I’d left the ring, Adam’s mom’s ring, my ring, in the guest room. It didn’t feel right bringing it home with me. I wondered if he’d give it to her. If she’d wear it when she became Mrs. Knight.
I didn’t even realize I’d spaced out until the familiar sound of the front door chime startled me. I expected a delivery, or maybe a walk-in bride seizing her chance in the last few hours of business, but instead I heard the unmistakable cadence of a rolling suitcase careening over tile.
Bailey, tan lines and wedding band glistening on her left hand, swept into the office with an air of someone who’d just spent two weeks drinking breakfast mimosas and swimming in the Mediterranean. Her hair looked like it had decided to take a vacation of its own—naturally beachy now, not a hint of salon-gloss. She looked happy, blissfully so, living up to our last name.
She greeted Birdie first with a bear hug then flung her arms around me with the same force she used to shut down bridezilla meltdowns.
“I missed you guys!” She squeezed her arms around my neck, and I could feel the smile pressed into my shoulder.
I hugged her back with as much enthusiasm as I could muster with the current mental state I was in.
“You look so—so—” She leaned back, searching my face. “Like someone who’s not happy to see me?”
“I’m always happy to see you, it’s the rest of the world that’s a letdown.” I pasted a smile on my face and hoped it read as the fine line I liked to walk between happy and sarcastic.

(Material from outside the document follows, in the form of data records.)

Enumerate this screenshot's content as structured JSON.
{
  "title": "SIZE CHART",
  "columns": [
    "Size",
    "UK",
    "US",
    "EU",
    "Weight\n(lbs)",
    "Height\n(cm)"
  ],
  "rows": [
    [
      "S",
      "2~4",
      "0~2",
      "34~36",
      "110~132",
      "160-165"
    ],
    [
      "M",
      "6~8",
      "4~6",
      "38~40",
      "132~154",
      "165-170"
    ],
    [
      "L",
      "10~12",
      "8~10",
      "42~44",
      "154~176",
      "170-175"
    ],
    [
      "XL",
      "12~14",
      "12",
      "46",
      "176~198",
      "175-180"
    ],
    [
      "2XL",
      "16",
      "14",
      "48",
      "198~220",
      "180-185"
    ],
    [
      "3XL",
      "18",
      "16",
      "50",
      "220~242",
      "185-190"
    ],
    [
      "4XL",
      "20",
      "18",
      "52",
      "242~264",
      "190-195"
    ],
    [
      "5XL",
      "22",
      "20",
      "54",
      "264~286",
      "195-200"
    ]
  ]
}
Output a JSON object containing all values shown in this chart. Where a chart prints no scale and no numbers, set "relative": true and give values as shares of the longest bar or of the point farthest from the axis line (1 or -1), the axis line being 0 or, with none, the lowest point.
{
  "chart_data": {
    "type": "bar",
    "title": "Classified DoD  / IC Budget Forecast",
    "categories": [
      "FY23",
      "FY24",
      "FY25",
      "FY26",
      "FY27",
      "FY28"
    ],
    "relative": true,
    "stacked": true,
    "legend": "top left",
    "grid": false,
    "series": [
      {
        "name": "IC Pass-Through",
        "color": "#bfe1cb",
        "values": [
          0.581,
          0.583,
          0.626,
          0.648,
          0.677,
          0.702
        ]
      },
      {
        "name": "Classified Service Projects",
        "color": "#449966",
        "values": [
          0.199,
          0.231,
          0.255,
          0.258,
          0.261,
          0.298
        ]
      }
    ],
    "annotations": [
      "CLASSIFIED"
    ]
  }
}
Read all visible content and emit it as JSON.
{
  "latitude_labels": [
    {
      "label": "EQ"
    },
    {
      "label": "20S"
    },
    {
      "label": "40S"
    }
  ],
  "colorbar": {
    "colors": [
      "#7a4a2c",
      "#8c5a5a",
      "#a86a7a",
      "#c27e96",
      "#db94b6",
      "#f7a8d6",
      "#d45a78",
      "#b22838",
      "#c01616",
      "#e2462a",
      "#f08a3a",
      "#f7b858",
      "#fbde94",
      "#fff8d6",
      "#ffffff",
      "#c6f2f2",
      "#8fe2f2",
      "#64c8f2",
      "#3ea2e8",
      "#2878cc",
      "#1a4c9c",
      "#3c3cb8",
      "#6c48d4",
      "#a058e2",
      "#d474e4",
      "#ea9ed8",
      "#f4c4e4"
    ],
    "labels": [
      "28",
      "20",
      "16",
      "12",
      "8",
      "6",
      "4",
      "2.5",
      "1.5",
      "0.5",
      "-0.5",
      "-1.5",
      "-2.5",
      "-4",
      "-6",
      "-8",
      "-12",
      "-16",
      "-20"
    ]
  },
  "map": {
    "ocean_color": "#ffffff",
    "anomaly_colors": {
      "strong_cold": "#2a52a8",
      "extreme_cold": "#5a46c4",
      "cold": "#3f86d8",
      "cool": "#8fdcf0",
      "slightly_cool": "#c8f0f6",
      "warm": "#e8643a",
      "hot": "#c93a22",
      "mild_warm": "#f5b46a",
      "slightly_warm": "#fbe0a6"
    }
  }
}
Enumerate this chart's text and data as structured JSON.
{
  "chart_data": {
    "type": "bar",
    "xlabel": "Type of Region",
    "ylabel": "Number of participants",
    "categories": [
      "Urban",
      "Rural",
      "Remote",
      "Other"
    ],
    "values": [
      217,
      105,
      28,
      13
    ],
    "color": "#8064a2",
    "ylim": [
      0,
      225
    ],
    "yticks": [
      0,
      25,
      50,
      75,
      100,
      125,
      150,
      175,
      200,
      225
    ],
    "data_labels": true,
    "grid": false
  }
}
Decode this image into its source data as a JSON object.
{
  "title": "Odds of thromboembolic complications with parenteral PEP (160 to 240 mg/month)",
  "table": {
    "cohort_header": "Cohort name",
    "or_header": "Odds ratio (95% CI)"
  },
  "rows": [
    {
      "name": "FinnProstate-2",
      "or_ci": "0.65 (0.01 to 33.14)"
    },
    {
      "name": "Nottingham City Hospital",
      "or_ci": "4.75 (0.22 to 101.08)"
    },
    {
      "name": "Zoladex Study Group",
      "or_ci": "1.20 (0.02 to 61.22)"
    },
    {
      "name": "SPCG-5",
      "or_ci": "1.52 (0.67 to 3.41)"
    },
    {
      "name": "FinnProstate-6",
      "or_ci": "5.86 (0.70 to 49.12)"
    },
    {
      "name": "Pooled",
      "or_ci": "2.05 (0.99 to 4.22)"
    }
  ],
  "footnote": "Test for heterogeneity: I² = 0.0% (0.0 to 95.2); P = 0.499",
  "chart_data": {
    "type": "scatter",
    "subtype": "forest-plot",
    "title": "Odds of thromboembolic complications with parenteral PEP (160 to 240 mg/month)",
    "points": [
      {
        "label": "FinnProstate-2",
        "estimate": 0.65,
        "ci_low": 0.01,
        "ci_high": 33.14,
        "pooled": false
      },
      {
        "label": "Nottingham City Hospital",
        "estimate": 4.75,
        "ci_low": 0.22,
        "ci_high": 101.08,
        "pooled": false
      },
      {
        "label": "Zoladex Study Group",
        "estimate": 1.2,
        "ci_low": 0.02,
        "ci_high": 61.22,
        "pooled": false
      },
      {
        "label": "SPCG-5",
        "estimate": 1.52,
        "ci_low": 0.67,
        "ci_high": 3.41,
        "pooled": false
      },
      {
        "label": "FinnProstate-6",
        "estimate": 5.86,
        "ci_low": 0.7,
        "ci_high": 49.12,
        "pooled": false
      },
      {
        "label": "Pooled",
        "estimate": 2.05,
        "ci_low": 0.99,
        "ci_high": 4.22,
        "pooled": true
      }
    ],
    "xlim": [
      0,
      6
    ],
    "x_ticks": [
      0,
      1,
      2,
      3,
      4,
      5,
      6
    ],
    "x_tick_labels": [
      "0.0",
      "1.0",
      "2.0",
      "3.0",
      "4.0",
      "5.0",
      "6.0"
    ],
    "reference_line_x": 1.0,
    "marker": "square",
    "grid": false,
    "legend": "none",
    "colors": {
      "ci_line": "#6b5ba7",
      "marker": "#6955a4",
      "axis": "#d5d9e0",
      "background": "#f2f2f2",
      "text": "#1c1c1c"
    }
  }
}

Birdie, sat opposite me sipping her coffee, shot a withering glance over the rim of her mug. “She’s been like this for a week,” she stage-whispered to Bailey. “Refusing to go out for lunch,eating nothing but protein bars and the sad veggie sushi from the corner store.”
Bailey’s face filled with concern. “Did something happen? Another note? Another break-in? I knew I shouldn’t have left.”
“No. Nothing. No note. No break-in,” I assured her.
“She moved back to her apartment,” Birdie commented.
Bailey’s eyes ping-ponged between Birdie and me, finally landing on me. “Youdid?!”
I nodded.
“Why?”
“Adam’s back is better and like I said, no note, no break-in, the threat is clearly over.”
“You don’t know that!” Bailey exclaimed.
“I can’t live there forever. I can’t put my life on hold because of this. Whatever it was, whoever it was has moved on and I need to too.”
“Adam’s girlfriend is also in town,” Birdie felt the need to share.
Bailey’s head spun back to our baby sister. “Genesis Milan?”
“Yep,” Birdie confirmed.
“She’s in San Francisco?” Bailey whispered, as if it was a secret.
Birdie nodded.
“Is that why she moved out?” Bailey jumped to the same conclusion Birdie had.
“Sheis in the room, so you can ask her directly,” I said, loudly. Of course, it was a practice in futility since both of my sisters ignored me.
Birdie shook her head slowly. “No, she didn’t even know she was in town until I told her just now.”
Bailey turned her attention back to me. “Are you okay with Adam’s girlfriend, or ex, or whatever she is being back in the picture?”
I wanted to give some snarky reply but she asked it softly, her eyes already brimming with the sisterly concern that always seemed to make my chest tighten.
I opened my mouth, but only a tiny, involuntary noise came out, like the sound you’d make stepping onto a cold bathroom tile at two a.m.
In truth, I was in a state of psychological vertigo, uncertain which direction hurt more, the ache of missing them, or the acid glow of knowing Adam was living so easily without me. I couldn’t tell if I was relieved that my worst-case-scenario had come true, the other shoe had dropped, the Band-Aid had been ripped off or if I was devastated that I’d been so easily replaced.